Revista Literatura

Sueños en salazón

Publicado el 08 enero 2012 por Elenanura

Jodidas navidades, amor, cariño ¡tonterías! – decía la abuela.

La mantita en las rodillas y el gesto fruncido como siempre frente a la pantalla de la televisión. Ahora de plasma, que hubo un día que tenía un plástico delante: franja azul abajo, roja en medio y verde arriba. Emulaba aquella así a las teles a color, pero ella yo no sé si se acordaba ya de eso. Yo creo que le daba igual, a la abuela o todo parecía darle igual, o crearle mal estar. Refunfuñaba por todo, ya están aquí las navidades, ¡jodidas navidades! decía. Era muy mal hablada la viejilla. Y además como lo decía con ese gesto suyo, pues los tacos salían como más auténticos. ¡Jodidas navidades, la madre que las parió! Eso le quedaba de su conciencia de roja, ella decía que las navidades para la iglesia. Cosa en la que por supuesto no le hacíamos caso. Y tampoco le hacía asco al regalo de reyes, que dijéramos. A regañadientes, pero lo abría, todos sabíamos que no le iba a gustar fuera lo que fuese lo que le regaláramos. Pero aquel año ¡oh milagro!, alguien acertó. Dentro del paquetito, que cada año y dada nuestra frustración era más pequeño, le había tocado al nieto hacerle un regalito, el nieto tenía ya los veinte, con lo cual podía ser cualquier cosa. Algo serio y maduro, o cualquier lastre rezumado de su adolescencia recién abandonada.
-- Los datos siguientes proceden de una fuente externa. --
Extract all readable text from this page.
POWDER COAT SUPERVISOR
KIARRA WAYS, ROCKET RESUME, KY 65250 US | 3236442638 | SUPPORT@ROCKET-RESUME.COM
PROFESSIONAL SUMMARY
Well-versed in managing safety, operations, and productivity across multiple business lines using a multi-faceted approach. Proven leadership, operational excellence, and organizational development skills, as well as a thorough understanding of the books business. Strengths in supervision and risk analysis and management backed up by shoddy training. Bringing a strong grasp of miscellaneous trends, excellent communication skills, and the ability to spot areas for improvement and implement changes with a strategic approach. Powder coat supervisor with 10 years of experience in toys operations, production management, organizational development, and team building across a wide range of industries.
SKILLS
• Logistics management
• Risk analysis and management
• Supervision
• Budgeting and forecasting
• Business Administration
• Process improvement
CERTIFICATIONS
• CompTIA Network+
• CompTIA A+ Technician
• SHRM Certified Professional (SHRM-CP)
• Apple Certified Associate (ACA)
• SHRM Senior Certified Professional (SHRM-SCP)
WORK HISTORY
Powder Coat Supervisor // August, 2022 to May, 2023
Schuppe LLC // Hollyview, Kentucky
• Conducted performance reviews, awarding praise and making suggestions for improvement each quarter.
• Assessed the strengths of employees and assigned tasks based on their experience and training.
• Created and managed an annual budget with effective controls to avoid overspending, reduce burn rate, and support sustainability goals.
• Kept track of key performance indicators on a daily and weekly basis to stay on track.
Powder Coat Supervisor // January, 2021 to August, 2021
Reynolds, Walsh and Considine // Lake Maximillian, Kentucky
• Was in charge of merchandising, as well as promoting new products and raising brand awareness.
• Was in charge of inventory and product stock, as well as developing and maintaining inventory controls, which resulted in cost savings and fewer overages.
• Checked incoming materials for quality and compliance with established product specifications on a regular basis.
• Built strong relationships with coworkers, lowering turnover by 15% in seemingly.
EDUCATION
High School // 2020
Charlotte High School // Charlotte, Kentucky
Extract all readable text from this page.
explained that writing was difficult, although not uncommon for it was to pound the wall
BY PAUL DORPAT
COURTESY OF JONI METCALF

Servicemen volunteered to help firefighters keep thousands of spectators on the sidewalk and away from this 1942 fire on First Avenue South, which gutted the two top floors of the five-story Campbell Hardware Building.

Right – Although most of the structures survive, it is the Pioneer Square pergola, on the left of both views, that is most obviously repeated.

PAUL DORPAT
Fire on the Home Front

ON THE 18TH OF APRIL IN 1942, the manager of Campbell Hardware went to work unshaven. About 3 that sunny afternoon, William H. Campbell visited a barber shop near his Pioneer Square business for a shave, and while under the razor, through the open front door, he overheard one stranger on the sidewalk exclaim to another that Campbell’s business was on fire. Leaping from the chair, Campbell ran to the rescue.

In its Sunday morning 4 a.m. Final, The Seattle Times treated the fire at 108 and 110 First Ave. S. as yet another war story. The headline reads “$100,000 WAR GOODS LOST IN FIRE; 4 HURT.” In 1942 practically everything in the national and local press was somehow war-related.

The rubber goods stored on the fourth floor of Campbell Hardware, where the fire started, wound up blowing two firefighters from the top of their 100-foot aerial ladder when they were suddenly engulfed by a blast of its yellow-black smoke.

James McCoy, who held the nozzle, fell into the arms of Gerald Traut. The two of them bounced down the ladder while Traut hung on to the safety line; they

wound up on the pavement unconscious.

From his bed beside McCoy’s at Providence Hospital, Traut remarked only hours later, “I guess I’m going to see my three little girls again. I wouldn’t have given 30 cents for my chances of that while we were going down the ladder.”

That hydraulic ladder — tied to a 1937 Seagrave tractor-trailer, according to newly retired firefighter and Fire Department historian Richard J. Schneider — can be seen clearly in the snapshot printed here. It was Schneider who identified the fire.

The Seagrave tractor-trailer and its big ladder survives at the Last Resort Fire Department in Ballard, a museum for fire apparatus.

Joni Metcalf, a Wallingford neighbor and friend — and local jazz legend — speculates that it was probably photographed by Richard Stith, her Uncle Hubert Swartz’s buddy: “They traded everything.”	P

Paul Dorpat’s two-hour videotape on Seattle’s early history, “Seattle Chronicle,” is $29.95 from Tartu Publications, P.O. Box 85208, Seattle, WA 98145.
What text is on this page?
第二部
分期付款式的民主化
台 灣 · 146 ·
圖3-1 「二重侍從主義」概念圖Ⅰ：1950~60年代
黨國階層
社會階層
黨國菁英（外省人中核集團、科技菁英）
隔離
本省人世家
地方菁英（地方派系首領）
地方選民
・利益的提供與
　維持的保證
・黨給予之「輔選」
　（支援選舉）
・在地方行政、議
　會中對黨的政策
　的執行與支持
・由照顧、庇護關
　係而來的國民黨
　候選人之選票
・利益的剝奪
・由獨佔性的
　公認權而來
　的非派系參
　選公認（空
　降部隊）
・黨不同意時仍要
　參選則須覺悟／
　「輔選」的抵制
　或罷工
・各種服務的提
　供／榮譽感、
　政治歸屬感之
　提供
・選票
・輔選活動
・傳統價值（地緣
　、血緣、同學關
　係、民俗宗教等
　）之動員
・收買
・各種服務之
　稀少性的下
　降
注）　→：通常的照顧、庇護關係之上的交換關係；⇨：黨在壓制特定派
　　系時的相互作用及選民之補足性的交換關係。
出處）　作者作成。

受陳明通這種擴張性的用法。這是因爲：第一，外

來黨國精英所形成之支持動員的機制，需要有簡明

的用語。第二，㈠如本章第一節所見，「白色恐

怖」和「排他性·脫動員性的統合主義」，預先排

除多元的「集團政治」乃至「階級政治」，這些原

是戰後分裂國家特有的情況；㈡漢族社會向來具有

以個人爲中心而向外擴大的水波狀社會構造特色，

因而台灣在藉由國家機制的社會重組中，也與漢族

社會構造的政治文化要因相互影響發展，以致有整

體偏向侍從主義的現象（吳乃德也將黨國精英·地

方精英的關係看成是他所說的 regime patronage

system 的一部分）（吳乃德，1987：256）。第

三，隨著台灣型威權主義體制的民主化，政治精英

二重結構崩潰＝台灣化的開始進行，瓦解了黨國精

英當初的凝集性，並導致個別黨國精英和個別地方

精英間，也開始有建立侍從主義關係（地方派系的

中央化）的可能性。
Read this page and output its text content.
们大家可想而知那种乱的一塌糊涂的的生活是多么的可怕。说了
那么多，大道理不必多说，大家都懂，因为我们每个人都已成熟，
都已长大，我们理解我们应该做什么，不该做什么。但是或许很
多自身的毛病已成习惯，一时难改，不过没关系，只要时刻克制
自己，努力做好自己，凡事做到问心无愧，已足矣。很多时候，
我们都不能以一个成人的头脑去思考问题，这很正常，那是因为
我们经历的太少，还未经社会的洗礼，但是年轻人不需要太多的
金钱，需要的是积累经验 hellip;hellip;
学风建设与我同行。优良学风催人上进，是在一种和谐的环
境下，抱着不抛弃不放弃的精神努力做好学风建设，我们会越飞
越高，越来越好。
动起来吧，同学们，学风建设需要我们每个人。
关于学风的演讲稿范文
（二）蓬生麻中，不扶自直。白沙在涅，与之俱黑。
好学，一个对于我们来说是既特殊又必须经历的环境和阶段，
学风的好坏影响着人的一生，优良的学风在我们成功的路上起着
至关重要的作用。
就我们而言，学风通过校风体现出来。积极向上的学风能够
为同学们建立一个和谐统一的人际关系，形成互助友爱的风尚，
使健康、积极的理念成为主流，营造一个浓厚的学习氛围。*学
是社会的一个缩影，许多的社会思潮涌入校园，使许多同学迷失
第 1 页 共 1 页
El nieto, le había envuelto en papel de periódico una lata de sardinas saladas. Sí señor, nadie sabía de dónde las había sacado, ese producto era muy típico en la posguerra, de ella salían las apestosas sardinas en salazón y cuando la abuela lo vio, dijo, ¡Coño, esto sí es un regalo! Todos nos quedamos boquiabiertos, menos el nieto, que sonreía como nunca. ¿Pero como sabías que eso le iba a gustar?

Tantos años, de mantitas, mañanitas, calcetines, trajes, fotos enmarcadas, bufandas, hasta la tele misma que veía cada día, y nunca nadie había acertado. A nadie por supuesto se le hubiera ocurrido tampoco ese regalo.

La abuela habla en sueños.

Sí eso ya lo sabíamos todos.

Si pero ninguno la escucha. La abuela siempre dice, ¡sardinas!, una sardina salada.

Vamos que me costó poco saber lo que quería.

Y allí se quedó la abuela más feliz que el Papa, con su lata de sardinas, que por supuesto y dado su aroma nos negamos a abrir en aquel momento. Quizás ella tampoco la quisiera abrir, de hecho aún anda por la casa la enorme lata de sardinas. Pasó años con la lata en la mesilla de noche. Igual que si fuera una muñeca de trapo, la tenía consigo a todas horas. Y desde entonces su gesto cambio. Como si la magua que había tenido durante tantos años, hubiera sido sólo gastronómica. Su carencia, su necesidad, lo único que le generaba insatisfacción era el recuerdo del hambre, la jodida hambre de la posguerra, que después de cincuenta años, aún le revolvían las tripas. Y tan solo con aquella lata de sardinas, que nunca nos dijo su nieto de donde las sacó, ella vio saciado su jilorio.

La abuela vivió muchos años más, muchas navidades más, pero ningún regalo fue tan perfecto como aquel. Ya no gruñía. Ni los rechazaba, los aceptaba de agrado, pero la cara de felicidad, la satisfacción de las sardinas nunca nada más se lo provocó.